Operation Principle: phase 1 is to control the switch on/off. Each time switch S is closed, the output voltage Vaz is reset to zero and the noise source voltage Vn appears across resistor R and capacitor C. Assuming RC << Taz, at the end of sampling phase ( when switch S opens ) the noise voltage Vn is sampled onto capacitor C. The output voltage becomes equal to the difference between the instantaneous voltage Vn and the voltage Vc stored on capacitor C.

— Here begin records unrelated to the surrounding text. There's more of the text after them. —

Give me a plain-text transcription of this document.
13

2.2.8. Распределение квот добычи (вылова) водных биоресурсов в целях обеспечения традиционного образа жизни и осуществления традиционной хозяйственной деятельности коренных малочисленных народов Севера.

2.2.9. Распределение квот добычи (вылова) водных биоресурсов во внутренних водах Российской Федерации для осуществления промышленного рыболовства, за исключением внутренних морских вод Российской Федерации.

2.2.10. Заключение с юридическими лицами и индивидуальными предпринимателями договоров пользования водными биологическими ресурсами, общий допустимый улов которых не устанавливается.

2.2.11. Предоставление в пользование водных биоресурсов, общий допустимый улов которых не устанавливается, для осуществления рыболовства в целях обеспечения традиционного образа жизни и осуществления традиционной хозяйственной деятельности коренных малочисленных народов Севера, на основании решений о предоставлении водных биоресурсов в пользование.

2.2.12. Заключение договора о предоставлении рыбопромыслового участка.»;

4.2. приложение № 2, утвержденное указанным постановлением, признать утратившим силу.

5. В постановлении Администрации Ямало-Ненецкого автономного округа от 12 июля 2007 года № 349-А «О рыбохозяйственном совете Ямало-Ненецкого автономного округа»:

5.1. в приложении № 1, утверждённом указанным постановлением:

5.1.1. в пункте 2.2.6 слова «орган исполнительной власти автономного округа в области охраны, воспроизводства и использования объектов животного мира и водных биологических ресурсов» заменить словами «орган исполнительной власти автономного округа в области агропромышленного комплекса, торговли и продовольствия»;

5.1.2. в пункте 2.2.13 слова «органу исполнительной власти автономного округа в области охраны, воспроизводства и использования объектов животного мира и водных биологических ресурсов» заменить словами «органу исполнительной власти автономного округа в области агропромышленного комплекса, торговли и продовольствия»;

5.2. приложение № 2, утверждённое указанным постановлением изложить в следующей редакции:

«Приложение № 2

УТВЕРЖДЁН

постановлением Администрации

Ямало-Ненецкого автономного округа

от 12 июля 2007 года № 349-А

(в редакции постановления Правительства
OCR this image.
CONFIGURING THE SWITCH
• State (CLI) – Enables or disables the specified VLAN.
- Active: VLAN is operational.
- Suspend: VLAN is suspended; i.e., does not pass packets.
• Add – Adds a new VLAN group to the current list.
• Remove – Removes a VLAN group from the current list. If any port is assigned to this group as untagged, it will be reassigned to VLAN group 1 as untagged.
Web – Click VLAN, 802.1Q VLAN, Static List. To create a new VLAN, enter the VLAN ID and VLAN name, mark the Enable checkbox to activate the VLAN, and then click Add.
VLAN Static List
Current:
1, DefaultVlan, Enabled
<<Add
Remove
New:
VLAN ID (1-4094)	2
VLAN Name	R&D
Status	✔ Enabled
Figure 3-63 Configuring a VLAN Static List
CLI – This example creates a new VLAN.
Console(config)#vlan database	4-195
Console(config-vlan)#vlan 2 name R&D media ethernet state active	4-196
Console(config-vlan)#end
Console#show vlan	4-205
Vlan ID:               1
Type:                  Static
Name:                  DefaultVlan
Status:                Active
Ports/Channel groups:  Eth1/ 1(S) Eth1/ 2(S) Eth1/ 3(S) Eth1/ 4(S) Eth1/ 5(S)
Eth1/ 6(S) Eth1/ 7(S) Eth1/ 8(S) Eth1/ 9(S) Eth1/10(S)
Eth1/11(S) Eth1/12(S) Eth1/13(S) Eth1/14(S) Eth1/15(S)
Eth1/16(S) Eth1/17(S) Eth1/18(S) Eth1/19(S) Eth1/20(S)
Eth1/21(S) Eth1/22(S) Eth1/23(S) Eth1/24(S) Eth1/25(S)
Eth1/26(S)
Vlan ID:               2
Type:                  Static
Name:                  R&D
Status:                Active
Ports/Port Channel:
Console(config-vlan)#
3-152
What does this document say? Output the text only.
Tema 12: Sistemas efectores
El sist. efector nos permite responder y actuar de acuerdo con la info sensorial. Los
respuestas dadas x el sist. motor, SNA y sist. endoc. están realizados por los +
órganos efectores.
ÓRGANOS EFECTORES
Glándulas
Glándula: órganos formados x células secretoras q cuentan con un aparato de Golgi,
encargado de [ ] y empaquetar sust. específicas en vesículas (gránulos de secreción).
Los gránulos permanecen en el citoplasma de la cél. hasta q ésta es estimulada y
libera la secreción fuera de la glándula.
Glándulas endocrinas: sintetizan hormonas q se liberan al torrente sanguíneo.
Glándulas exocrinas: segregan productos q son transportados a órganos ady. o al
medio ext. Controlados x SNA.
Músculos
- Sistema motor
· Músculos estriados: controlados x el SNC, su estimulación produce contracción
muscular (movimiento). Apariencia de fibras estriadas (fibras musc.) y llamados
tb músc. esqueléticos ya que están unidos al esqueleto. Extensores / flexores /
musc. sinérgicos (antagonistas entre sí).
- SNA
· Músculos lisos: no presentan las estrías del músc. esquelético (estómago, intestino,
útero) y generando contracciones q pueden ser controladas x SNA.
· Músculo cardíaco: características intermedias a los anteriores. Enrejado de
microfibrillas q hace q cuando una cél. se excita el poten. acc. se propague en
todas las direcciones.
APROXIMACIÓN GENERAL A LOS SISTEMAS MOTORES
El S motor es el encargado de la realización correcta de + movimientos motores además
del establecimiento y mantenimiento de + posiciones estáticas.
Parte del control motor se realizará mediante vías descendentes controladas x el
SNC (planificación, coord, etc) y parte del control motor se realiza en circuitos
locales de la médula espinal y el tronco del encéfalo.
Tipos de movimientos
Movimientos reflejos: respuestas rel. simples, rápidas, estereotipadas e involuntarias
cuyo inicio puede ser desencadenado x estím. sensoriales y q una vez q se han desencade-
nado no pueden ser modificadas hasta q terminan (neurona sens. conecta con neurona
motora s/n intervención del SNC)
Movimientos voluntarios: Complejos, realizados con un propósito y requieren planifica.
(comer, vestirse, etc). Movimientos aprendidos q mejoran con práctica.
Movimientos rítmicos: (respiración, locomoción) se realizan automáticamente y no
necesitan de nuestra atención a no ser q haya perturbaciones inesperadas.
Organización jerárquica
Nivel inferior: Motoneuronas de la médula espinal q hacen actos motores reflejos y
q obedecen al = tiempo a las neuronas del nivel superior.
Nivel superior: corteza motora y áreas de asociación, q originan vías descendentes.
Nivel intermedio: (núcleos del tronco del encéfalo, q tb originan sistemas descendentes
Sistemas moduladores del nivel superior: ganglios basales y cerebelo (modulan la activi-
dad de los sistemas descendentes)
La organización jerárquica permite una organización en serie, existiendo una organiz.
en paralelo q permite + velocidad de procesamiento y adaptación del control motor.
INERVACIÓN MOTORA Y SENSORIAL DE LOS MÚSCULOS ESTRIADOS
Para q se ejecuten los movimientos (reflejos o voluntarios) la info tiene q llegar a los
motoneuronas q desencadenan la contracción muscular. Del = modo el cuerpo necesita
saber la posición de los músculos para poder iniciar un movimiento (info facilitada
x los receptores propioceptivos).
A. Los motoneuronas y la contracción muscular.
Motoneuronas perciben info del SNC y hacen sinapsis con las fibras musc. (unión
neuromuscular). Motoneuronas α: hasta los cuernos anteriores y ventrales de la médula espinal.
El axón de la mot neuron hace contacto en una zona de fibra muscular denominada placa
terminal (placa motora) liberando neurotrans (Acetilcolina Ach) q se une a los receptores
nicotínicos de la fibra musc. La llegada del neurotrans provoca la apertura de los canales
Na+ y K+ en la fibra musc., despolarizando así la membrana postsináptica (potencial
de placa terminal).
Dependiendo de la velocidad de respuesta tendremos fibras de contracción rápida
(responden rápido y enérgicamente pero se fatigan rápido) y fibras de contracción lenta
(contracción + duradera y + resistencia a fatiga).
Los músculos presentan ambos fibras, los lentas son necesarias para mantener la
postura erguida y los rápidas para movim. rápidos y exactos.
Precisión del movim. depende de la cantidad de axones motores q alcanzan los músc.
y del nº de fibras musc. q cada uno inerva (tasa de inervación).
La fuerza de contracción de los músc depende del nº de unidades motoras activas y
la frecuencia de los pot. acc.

Question : I do not understand when the input Vn is varying like sinusoidal signal with a DC average, the Vc node is varying like the shown in Figure. 1) When switch is on, the Vc is suddenly according with the level of Vn, I mean, why it is like this ? why the capacitor should not charge/discharge after comparing the Vc is lower/higher than the input voltage ? 2) Even for so, during the switch is on, why the capacitor is exactly varying like the input signal ? The resistance why dont get any voltage distribution ?

Above are my questions, I think it maybe simple or I just miss some clear point here. This circuit and description is coming from a paper attached below, and its figure 2 on second page. The description of the circuit is on third page left down. Welcome any suggestions for my confuse. Thanks for the help.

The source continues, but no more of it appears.